For many members of the Haudenosaunee Confederacy, a league of six confederated Indigenous nations whose traditional territory stretches across upstate New York and southeastern Canada, the United States is a foreign government. “We are not subjects. We are allies,” explains Oren Lyons, the 86-year-old Faithkeeper of the Confederacy’s Turtle Clan and a longtime environmental activist. “In order to protect the integrity of our treaties, we’ve maintained our independence very carefully.” That includes refusing to participate in what they consider colonial elections.
But that didn’t stop Sanders from meeting with some Haudenosaunee leaders, including Lyons, en route to rally in Syracuse, New York last Tuesday. For Sanders, it was only the most recent effort in a growing campaign to link his “political revolution” with the concerns of Indigenous peoples.

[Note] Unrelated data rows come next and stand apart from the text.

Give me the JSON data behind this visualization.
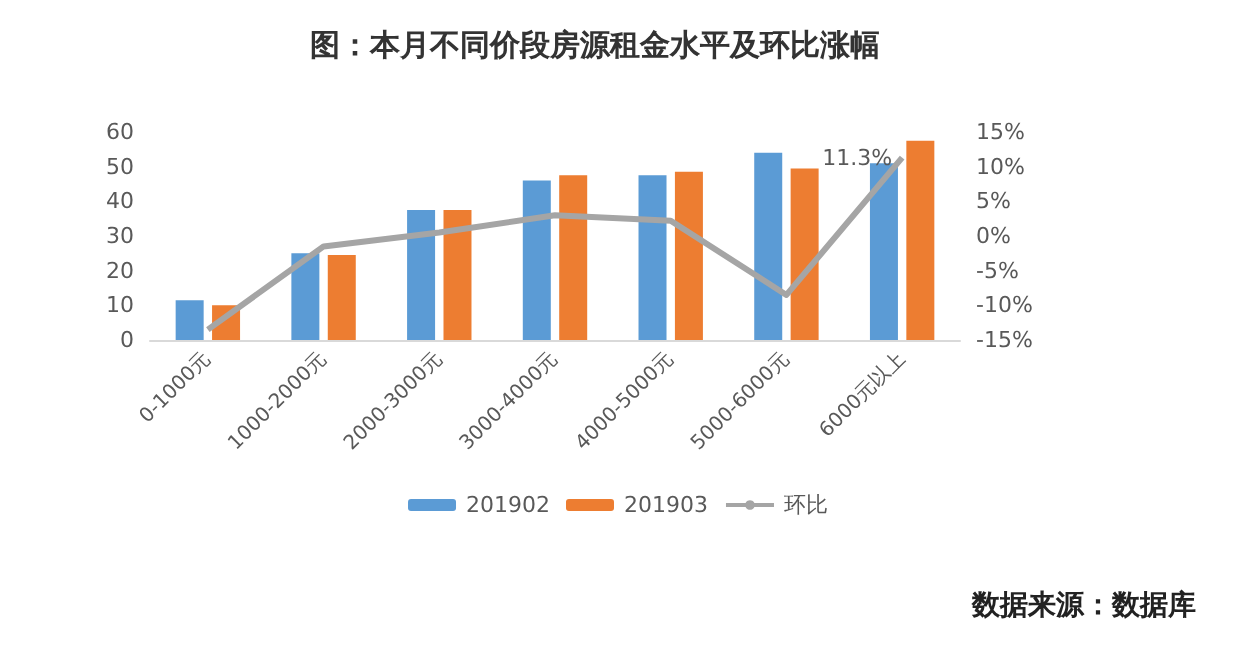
{
  "chart_data": {
    "type": "bar",
    "title": "图：本月不同价段房源租金水平及环比涨幅",
    "categories": [
      "0-1000元",
      "1000-2000元",
      "2000-3000元",
      "3000-4000元",
      "4000-5000元",
      "5000-6000元",
      "6000元以上"
    ],
    "series": [
      {
        "name": "201902",
        "color": "#5b9bd5",
        "values": [
          11.5,
          25,
          37.5,
          46,
          47.5,
          54,
          51
        ]
      },
      {
        "name": "201903",
        "color": "#ed7d31",
        "values": [
          10,
          24.5,
          37.5,
          47.5,
          48.5,
          49.5,
          57.5
        ]
      },
      {
        "name": "环比",
        "type": "line",
        "axis": "y2",
        "color": "#a5a5a5",
        "marker": "none",
        "values": [
          -13.5,
          -1.5,
          0.5,
          3,
          2.2,
          -8.5,
          11.3
        ],
        "value_labels": [
          null,
          null,
          null,
          null,
          null,
          null,
          "11.3%"
        ]
      }
    ],
    "ylim": [
      0,
      60
    ],
    "yticks": [
      0,
      10,
      20,
      30,
      40,
      50,
      60
    ],
    "y2lim": [
      -15,
      15
    ],
    "y2ticks": [
      {
        "value": -15,
        "label": "-15%"
      },
      {
        "value": -10,
        "label": "-10%"
      },
      {
        "value": -5,
        "label": "-5%"
      },
      {
        "value": 0,
        "label": "0%"
      },
      {
        "value": 5,
        "label": "5%"
      },
      {
        "value": 10,
        "label": "10%"
      },
      {
        "value": 15,
        "label": "15%"
      }
    ],
    "legend": "bottom",
    "grid": false,
    "annotations": [
      "数据来源：数据库"
    ]
  }
}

There are 567 federally recognized tribal nations in the United States—none of which are in Vermont, the state Sanders has represented in Congress since 1990. But his early opposition to the Keystone XL pipeline and vocal support for renewal of the Violence Against Women Act made him familiar to some Indigenous activists long before he launched his outsider bid for the Democratic nomination last year.
One such advocate is Nicole Willis (Umatilla), who coordinated outreach to American Indian voters for Barack Obama’s campaign in 2008. “I had made the decision last year that I was going to stay out of this election cycle,” she said. “I had a few colleagues who became Clinton advisers, but I grew very frustrated with the lack of action. So I reached out to the Sanders campaign and asked them what their plan was. And they said, ‘Well, why don’t you help us?’” She now serves as a top Native policy adviser.
Tara Houska (Couchiching First Nation) tells a similar story. An attorney for Honor the Earth, a Native-led environmental organization, Houska first connected with Sanders last fall when he co-authored the Keep It In the Ground Act, a bill that would prevent offshore oil drilling and coal leasing on federal lands. “At that time, his campaign was really starting to ramp up and they had questions about Native American issues because it’s something their office had not really dealt with,” Houska recalls. “They kept asking me questions and I kept helping out as much as I could in my free time.” She eventually joined the campaign as an official advisor in February.